"This is a wonderful opportunity for young people to be involved in something positive, and I believe if you give young people something positive to do they will be successful," Ebert said. "The earlier you get students to start thinking about writing, the better chance they will pursue a career that involves writing."
This year the annual Black History Month Film Festival at the urban league will have movies reviewed by high school students, including 16-year-old Kaylah Harrington. The junior at Lindblom Math & Science Academy on Tuesday reviewed the movie "American Promise."
"The movie was about two black boys navigating their way through the prep school system from elementary to high school," Harrington said. "I give the movie four stars."
Students chosen to review movies are a part of Columbia Links, a youth journalism program at Columbia College Chicago, and youths involved with the urban league. A different movie for students to review will be shown at 6 p.m. every Tuesday this month at the urban league, 4510 S. Michigan Ave.
Editors at RogerEbert.com will review and select a few student submissions to post on the site, said Ebert, a Lincoln Park resident.
"By doing so, it opens the process equally to African-American students," Chaz Ebert said. "Last month at the Sundance Film Festival, there were 400 applicants for the Robert Ebert Scholarship. Six were chosen, but not one was African-American. My husband believed that society benefited from diverse film industry."
And diversity in the film industry is slowing becoming a reality.

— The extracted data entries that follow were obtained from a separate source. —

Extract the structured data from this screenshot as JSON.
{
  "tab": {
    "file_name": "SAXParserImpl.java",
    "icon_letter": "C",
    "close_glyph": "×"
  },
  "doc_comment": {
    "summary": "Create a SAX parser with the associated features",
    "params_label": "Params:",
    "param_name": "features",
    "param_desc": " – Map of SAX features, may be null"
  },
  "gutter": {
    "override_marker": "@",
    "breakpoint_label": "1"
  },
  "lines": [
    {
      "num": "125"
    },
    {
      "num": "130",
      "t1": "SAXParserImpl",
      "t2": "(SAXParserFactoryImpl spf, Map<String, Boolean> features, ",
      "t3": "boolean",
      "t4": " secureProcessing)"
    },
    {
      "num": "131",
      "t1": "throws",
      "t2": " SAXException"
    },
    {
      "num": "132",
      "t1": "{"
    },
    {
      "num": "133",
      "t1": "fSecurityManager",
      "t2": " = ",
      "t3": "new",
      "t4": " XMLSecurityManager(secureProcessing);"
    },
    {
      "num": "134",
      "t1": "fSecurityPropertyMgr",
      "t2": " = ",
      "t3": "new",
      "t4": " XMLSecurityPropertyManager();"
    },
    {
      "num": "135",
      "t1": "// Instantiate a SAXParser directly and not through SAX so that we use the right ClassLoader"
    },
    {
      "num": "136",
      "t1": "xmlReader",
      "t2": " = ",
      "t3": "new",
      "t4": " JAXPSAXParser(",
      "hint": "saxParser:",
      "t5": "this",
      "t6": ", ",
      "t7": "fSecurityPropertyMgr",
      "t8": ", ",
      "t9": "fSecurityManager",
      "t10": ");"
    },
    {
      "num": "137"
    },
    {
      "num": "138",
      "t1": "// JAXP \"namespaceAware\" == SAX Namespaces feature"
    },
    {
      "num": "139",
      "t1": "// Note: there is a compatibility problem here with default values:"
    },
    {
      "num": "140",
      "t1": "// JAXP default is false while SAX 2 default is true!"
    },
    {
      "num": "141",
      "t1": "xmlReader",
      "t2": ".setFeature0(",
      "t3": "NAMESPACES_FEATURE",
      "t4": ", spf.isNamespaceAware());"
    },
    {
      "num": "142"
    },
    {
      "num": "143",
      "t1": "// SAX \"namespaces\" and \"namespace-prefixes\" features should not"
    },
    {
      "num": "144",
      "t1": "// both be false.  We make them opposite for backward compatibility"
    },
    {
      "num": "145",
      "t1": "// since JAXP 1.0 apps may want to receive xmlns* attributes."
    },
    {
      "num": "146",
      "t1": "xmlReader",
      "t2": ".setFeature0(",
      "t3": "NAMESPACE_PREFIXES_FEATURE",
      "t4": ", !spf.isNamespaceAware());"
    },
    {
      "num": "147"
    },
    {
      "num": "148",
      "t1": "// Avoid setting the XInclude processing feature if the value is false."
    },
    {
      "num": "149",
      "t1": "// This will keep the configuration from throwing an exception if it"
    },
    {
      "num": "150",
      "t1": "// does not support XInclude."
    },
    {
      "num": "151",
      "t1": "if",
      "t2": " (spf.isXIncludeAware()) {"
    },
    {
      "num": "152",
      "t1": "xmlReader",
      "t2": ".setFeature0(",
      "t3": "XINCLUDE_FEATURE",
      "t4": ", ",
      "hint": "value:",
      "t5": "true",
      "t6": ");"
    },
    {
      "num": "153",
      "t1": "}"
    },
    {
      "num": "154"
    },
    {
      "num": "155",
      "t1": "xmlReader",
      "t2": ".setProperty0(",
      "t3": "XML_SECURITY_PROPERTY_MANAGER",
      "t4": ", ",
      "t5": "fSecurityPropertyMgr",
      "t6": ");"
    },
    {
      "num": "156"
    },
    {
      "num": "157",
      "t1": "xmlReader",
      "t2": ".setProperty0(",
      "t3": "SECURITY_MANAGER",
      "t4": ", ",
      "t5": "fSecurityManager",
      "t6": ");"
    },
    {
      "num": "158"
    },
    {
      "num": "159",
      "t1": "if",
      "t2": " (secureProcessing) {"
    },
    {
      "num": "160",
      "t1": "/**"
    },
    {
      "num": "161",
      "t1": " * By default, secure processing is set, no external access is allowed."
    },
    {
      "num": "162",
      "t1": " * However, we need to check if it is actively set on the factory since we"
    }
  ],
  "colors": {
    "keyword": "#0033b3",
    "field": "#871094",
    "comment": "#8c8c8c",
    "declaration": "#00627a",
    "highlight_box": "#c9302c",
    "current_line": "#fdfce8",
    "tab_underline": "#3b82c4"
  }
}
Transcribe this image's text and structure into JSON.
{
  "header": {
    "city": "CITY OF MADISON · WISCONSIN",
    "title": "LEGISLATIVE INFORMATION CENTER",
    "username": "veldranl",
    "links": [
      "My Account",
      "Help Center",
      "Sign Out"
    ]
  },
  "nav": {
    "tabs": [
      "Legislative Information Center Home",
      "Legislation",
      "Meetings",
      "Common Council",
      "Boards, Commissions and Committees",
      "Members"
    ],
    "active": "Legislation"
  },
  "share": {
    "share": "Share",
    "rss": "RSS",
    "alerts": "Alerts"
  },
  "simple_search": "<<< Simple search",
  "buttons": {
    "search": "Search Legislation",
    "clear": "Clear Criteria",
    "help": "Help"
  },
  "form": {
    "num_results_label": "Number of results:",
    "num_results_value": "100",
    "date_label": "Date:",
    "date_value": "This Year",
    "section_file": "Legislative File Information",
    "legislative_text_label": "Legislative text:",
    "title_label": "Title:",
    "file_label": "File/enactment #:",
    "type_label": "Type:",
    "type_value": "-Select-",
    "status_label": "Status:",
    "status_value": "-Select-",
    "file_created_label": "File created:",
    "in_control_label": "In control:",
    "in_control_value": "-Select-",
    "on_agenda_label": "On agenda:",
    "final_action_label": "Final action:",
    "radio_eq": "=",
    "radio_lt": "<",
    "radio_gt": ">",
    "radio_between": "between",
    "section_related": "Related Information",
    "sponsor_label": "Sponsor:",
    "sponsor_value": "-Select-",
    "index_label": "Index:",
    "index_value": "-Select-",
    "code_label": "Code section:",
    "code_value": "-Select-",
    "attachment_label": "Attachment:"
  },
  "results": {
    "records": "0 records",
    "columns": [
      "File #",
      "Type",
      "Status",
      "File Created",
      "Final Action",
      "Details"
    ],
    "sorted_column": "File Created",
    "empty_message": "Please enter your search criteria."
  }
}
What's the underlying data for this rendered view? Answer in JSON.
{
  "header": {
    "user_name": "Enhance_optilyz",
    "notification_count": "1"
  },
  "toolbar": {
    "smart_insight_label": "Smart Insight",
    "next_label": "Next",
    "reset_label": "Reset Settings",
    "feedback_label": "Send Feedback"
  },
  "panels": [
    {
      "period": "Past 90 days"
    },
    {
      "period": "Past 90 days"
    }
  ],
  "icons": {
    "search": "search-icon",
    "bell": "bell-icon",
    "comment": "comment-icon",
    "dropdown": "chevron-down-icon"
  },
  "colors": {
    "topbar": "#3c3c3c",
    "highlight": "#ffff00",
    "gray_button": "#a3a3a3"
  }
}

"The African-American Film Critics Association just gave the Roger Ebert Award to Justin Chang, an Asian-American film critic," she said. "I am happy that RogerEbert.com is partnering with the urban league to encourage it. [And] I am especially pleased that the young people the films are intended to inspire will have an opportunity to review them and have their opinions heard.”
Providing opportunities for youths is among the urban league's primary goals, said Andrea Zopp, president and chief executive officer of the civil rights organization.
"We want young people to think critically about how African-Americans are portrayed in films and to discuss in an open forum their social impact and importance,” Zopp said. “Roger Ebert had a lot of fans in the African-American community, and he supported black cinema early and often."
Roger Ebert, who in 1975 became the first film critic to win the Pulitzer Prize for criticism, died last April at age 70 after a long battle with cancer.
Harrington, who plans to study journalism in college, said it's important for teenagers have a say in what is going on in the world.
The Washington Heights teenager said she thinks it's easier for a black film critic to review a "black" movie.
"I don't think you necessarily have to be a black critic to review a movie about blacks," she said. "But I definitely think a black critic could relate better to the movie because of their experiences, and that allows a black critic to better explain [the movie] to other blacks."